Two sensitivity analyses were performed. In the first analysis, treatment assignment from the clinical trial was added to the linear regression models (Model 2). In the second, we added mGFR and ACR to the linear regression models (Model 3).
Supplemental Figure 1. Complete image with scale bar for left panel of Figure 3. Scale bar illustrates a length of 500 nm.
Supplemental Figure 2. Complete image with scale bar for right panel of Figure 3. Scale bar illustrates a length of 2 μm.
Supplemental Table 1. Adjusted correlation coefficients for the associations between TNFRs and renal morphometric variables modeled separately according to treatment assignment during the clinical trial. Model 1 was adjusted for age, sex, diabetes duration, A1c, body mass index, and mean arterial pressure; Model 3 included Model 1 covariates and GFR and ACR. Model 2 was not shown, since the analyses were modeled separately by treatment assignment.
This study was supported in part by the Intramural Research Program of the National Institute of Diabetes and Digestive and Kidney Diseases, by the American Diabetes Association (Clinical Science Award 1-08-CR-42), and by grants from the National Institutes of Health: DRC P30DK036836 to M.A. Niewczas; DK41526 and DK67638 to A.S. Krolewski.
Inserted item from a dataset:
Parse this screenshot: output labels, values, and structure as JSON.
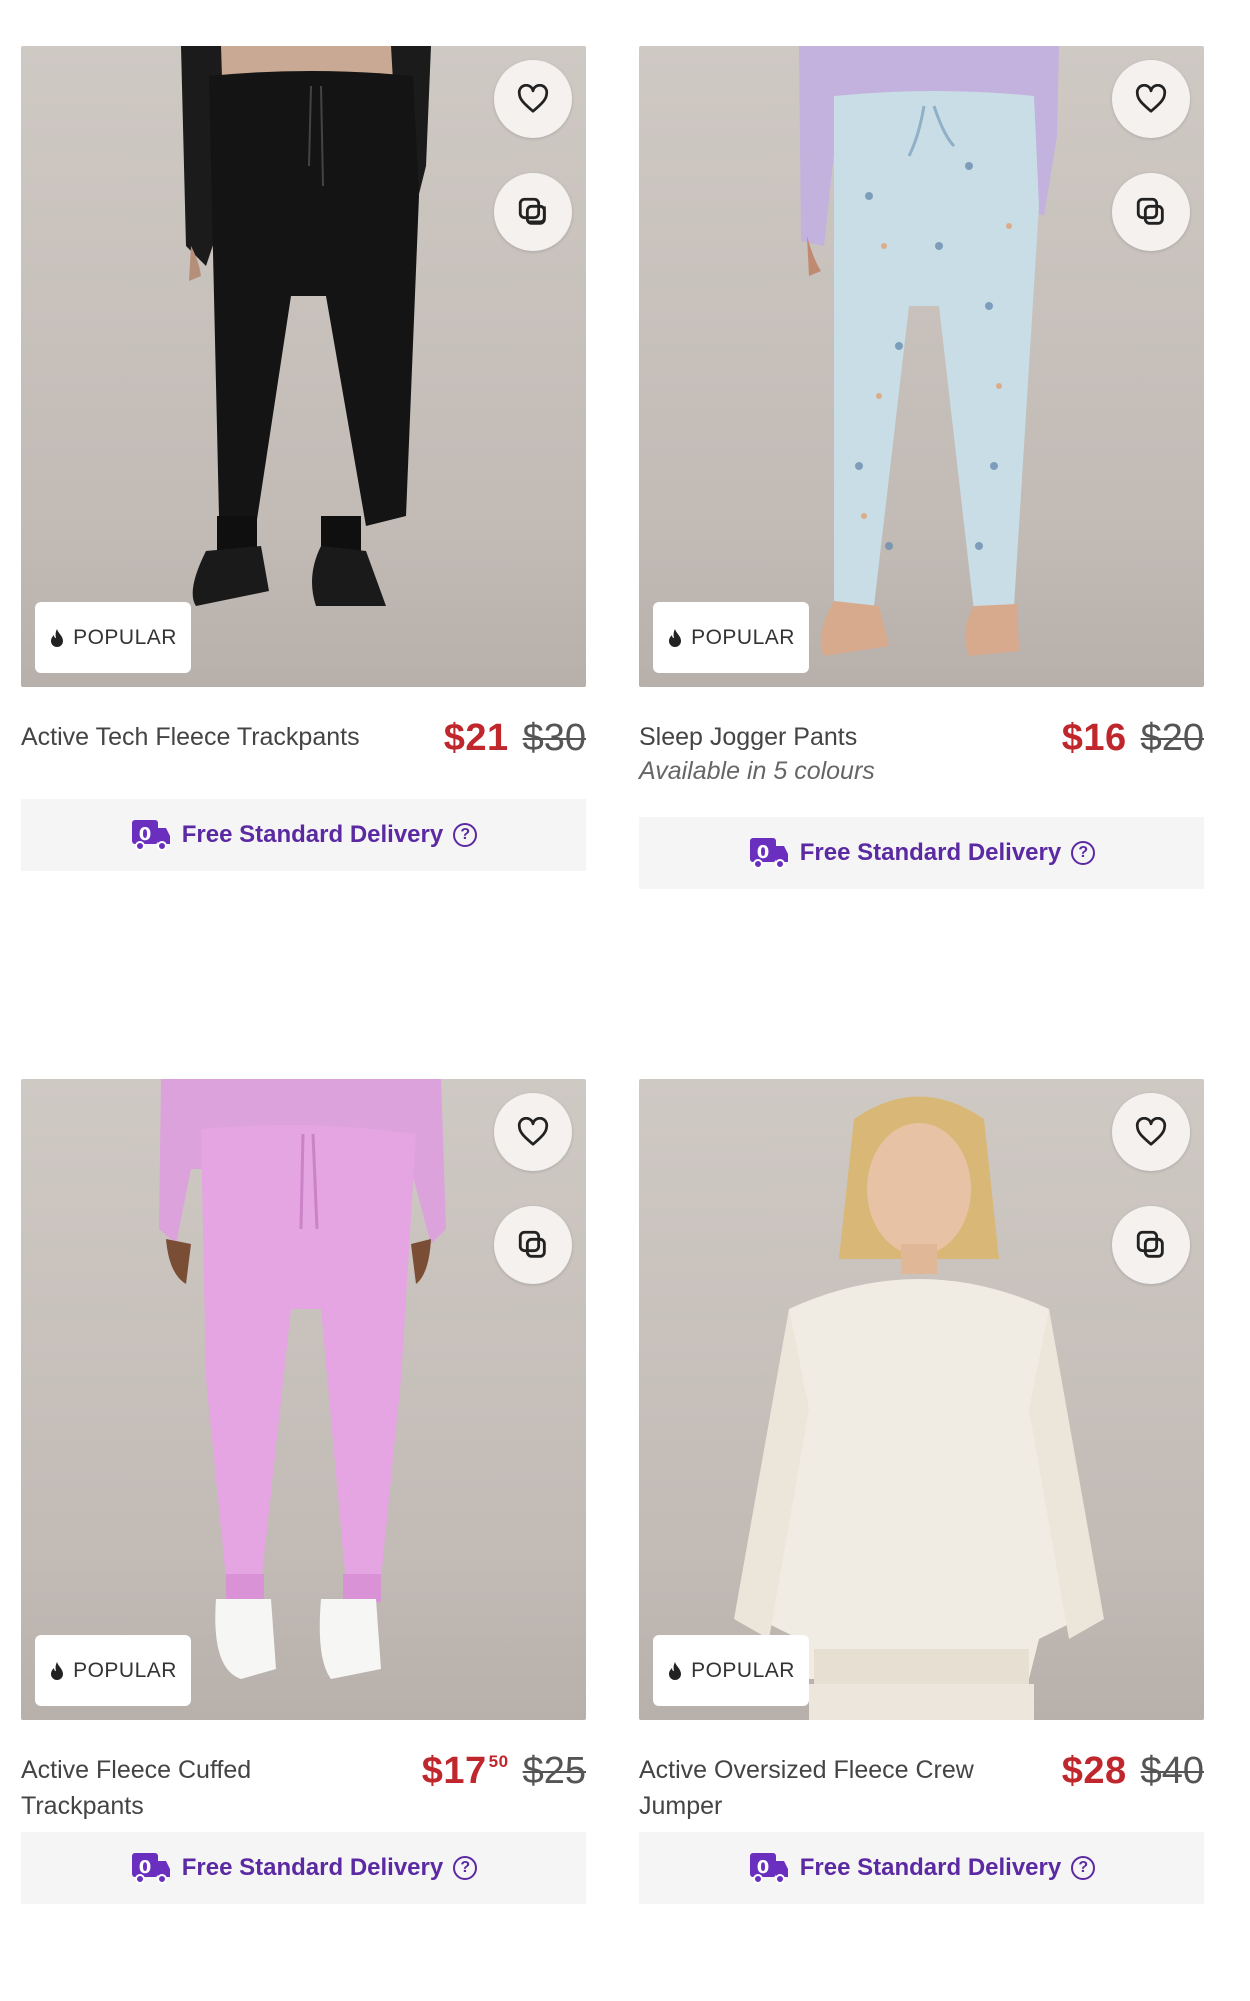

Parts of this study were presented in abstract form at the American Society of Nephrology annual meeting and scientific exposition in Philadelphia, Pennsylvania, 13-16 November 2014.
Disclosures: A.S.K. and M.A.N are co-inventors in a patent application on TNFRs, which is assigned to Joslin Diabetes Center, and is licensed to EKF Diagnostics.
Publisher's Disclaimer: Disclaimer: The findings and conclusions in this report are those of the authors and do not necessarily represent the official position of the Centers for Disease Control and Prevention.